# Smaller frame/longer stem or bigger frame/shorter stem?



## afterglow (Jul 11, 2008)

I've come across a great deal on a 52cm Fuji Roubaix Pro. I haven't been on a road bike in a while so I'm relying on Competitive Cyclist's fitting. They recommend a 52.7-53.2cm top tube and am 11.2-11.8cm stem for a total reach of 64.9-65.9cm. The Fuji has a tt of 53cm and a 10cm stem for a total reach of 63cm. Should I move on and get a larger frame (Fuji's 54cm has a 65cm total reach) or would it be okay to get the 52cm and perhaps get a longer stem (a 120 stem will give me 65cm reach)??

I actually went to the LBS that had the 52cm Fuji earlier today and had them set it up as best they can with the Competitive Cyclist specs. Standover height was fine and the numbers show I should have around 3cm clearance with the smaller frame. We had to move the seat back to get to 65cm total reach and with that adjustment it felt fine as well. Most of the front hub (I'd say 80-90%) was obscured by the bars when I was on the hoods. The seat to handlebar difference looked fine as well. 
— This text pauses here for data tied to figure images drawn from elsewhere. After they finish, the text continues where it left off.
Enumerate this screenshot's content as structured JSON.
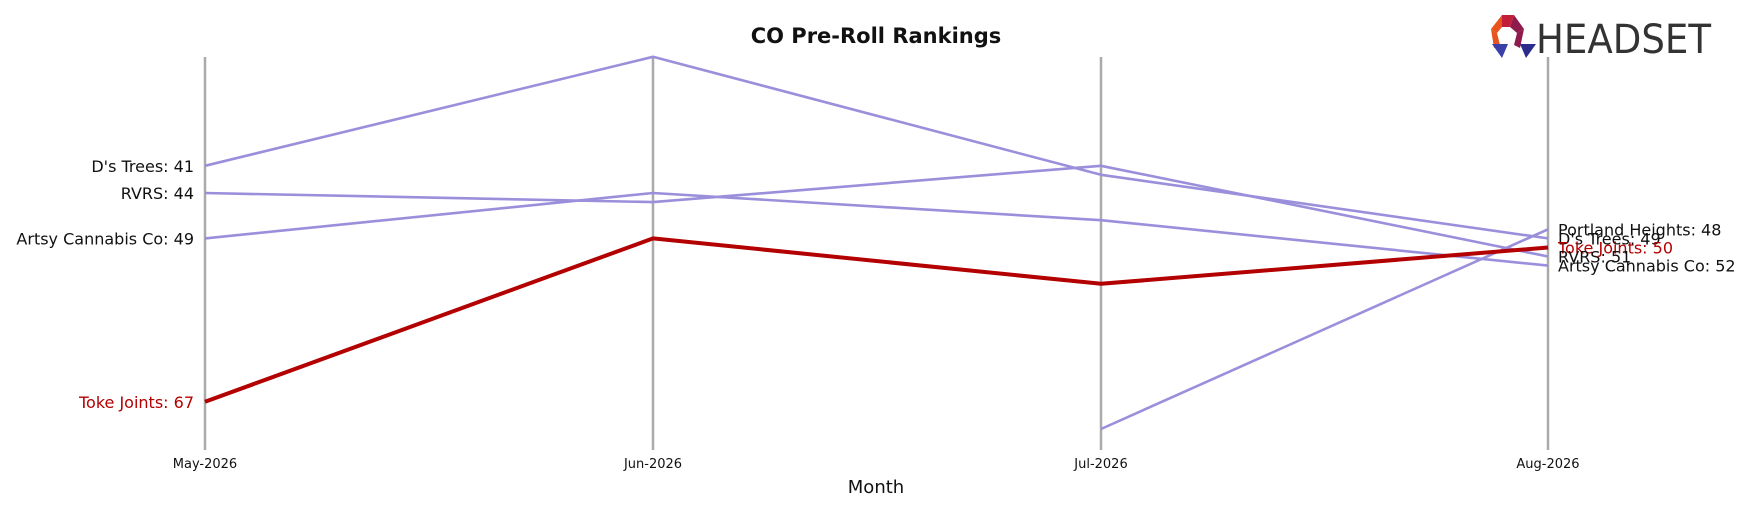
{
  "chart_data": {
    "type": "line",
    "title": "CO Pre-Roll Rankings",
    "xlabel": "Month",
    "ylabel": "",
    "categories": [
      "May-2026",
      "Jun-2026",
      "Jul-2026",
      "Aug-2026"
    ],
    "y_inverted": true,
    "ylim": [
      31,
      70
    ],
    "grid": "vertical lines at each month",
    "series": [
      {
        "name": "D's Trees",
        "values": [
          41,
          29,
          42,
          49
        ],
        "highlight": false
      },
      {
        "name": "RVRS",
        "values": [
          44,
          45,
          41,
          51
        ],
        "highlight": false
      },
      {
        "name": "Artsy Cannabis Co",
        "values": [
          49,
          44,
          47,
          52
        ],
        "highlight": false
      },
      {
        "name": "Portland Heights",
        "values": [
          null,
          null,
          70,
          48
        ],
        "highlight": false
      },
      {
        "name": "Toke Joints",
        "values": [
          67,
          49,
          54,
          50
        ],
        "highlight": true
      }
    ],
    "left_labels": [
      {
        "series": "D's Trees",
        "text": "D's Trees: 41"
      },
      {
        "series": "RVRS",
        "text": "RVRS: 44"
      },
      {
        "series": "Artsy Cannabis Co",
        "text": "Artsy Cannabis Co: 49"
      },
      {
        "series": "Toke Joints",
        "text": "Toke Joints: 67"
      }
    ],
    "right_labels": [
      {
        "series": "Portland Heights",
        "text": "Portland Heights: 48"
      },
      {
        "series": "D's Trees",
        "text": "D's Trees: 49"
      },
      {
        "series": "Toke Joints",
        "text": "Toke Joints: 50"
      },
      {
        "series": "RVRS",
        "text": "RVRS: 51"
      },
      {
        "series": "Artsy Cannabis Co",
        "text": "Artsy Cannabis Co: 52"
      }
    ],
    "colors": {
      "other_series": "#9a8fdb",
      "highlight": "#b30000",
      "gridline": "#aaaaaa",
      "label_text": "#111111"
    }
  },
  "logo": {
    "text": "HEADSET",
    "colors": [
      "#e8541e",
      "#c21f3a",
      "#8e1b4b",
      "#3b3fa8",
      "#2c2c8c"
    ]
  }
}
Any bike other than the 52cm Fuji will either cost significantly more or will be a longer wait which is why I really, really want the Fuji to work for me.


----------



## Dave Hickey (Jan 27, 2002)

It sounds like you could go either way....One other factor to consider is bar height...The larger frame will likely have a taller headtube which will allow you to run the bars higher without a bunch of spacers.....If you like a more upright position, go with the 54cm..If you like "down and low" go with the 52cm.


----------



## JCavilia (Sep 12, 2005)

I'd say give it a try as is. There's a good chance it will work with minor adjustments (or maybe no adjustments), and if you decide you need a longer cockpit later it's a cheap and easy fix to change the stem. A stem 2 cm longer won't affect handling much. Those sizing formulas are just a starting point anyway. Everybody's riding style, flexibility, etc. is different.

I'd caution against moving the seat back to get your target reach. I think it's better to position the saddle for the right relationship with the cranks ("knee over pedal spindle" is the traditional starting point), and then, if necessary, adjust reach by stem, bar angle, lever placement, even different bar. The mechanical relationship of leg to cranks is the most crucial part of fitting, IMO.

You said you tinkered with the fit and looked at it. Did you ride it? I'd say take a decent test ride. You might be fine.


----------